On connait en France la mauvaise réputation de l'huile de palme, dont la culture intensive et galopante dévaste les forêts vierges indonésiennes, dont la qualité nutritive est très contestée, elle envahit tous les produits de consommation et beaucoup de consciences s'élèvent contre ce produit jusqu'à le diaboliser.

J'ai vu là-bas un visage aimable de la culture de la noix de palme, qui a fait de ces forêts une campagne cultivée traversée de rivières, où des maisons en bois pour certaines ou en dur pour d'autres, entourées de jardins luxuriants longent des chemins plus ou moins cahotiques, où toute une population de paysans et de marchands prospèrent grâce au fruit d'un travail patient. 




Il est de bon ton de s'offusquer de la déforestation et de la scandaleuse cupidité des sociétés productrices d'huile de palme, et je partage l'affliction des amoureux de la nature,  mais la réalité du terrain ouvre d'autres pistes de compréhension. La prise de conscience des effets dévastateurs de cette culture intensive est assez récente, et il faut rappeler que l'introduction du palmier à huile en Indonésie incombe aux colons hollandais au XIXème siècle. Une partie du monde occidental déplore les degâts de cette culture, mais il est aussi un consommateur vorace de son produit. 

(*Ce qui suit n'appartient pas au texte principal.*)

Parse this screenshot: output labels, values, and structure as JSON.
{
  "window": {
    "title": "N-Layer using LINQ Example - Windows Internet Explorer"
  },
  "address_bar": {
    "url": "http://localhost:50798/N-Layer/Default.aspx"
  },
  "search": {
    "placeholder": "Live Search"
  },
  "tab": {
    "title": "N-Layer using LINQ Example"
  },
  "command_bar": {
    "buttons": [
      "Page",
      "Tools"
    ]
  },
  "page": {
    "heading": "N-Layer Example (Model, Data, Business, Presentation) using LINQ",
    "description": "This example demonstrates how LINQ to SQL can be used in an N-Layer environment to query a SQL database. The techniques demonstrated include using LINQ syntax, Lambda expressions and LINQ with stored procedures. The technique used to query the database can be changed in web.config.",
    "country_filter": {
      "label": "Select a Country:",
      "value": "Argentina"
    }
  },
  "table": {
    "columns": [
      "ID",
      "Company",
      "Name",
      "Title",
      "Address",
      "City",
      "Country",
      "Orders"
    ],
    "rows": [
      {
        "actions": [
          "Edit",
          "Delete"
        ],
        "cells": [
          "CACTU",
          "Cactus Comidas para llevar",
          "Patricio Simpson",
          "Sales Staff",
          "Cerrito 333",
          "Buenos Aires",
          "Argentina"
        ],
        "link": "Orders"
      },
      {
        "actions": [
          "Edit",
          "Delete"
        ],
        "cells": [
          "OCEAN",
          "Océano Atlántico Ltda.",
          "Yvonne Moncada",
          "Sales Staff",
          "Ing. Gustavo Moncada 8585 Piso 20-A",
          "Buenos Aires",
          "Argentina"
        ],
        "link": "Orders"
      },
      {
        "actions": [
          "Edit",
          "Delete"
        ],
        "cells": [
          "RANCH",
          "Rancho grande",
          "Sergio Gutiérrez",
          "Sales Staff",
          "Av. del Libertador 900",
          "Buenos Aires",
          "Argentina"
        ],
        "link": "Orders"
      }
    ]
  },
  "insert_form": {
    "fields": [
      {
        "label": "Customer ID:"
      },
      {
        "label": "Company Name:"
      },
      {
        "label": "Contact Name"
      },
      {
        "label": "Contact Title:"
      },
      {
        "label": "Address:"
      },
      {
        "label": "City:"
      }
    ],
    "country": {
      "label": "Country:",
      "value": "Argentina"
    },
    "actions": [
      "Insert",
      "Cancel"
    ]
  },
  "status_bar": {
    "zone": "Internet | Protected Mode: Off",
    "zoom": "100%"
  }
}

 S'il appartient au gouvernement indonésien de contrôler l'aménagement de son territoire, il est de sa responsabilité de favoriser la prospérité de sa population. Et la noix de palme n'enrichit pas que les grandes sociétés. Là où la culture céréalière ( non moins dévastatrice pour les terres européennes) emploie un ou deux fermiers pour des centaines d'hectares, l'organisation du travail agricole en Indonésie procure de l'emploi à des centaines de gens.



La critique des choix politiques du gouvernement indonésien est même perçue par certains ici comme une tentative de freiner l’ascension d'un pays émergent de la part de pays plus anciennement développés... et qui ont  depuis longtemps déjà établi leur richesse au détriment de la vie sauvage.

Le quartier de Pasaman où nous étions s'apelle Ophir. Ida Pfeiffer, une intrépide exploratrice autrichienne passa par là vers 1850 et nota l'analogie avec les légendaires mines du Roi Salomon. Je doute que les richesses actuelles de ce quartier ne satisfassent les goûts de luxe du roi Salomon ou même de chefs d'états plus récents et "bling bling", mais elles sont perçues par ses habitants comme une bénédiction, via la culture du "kelapa sawit".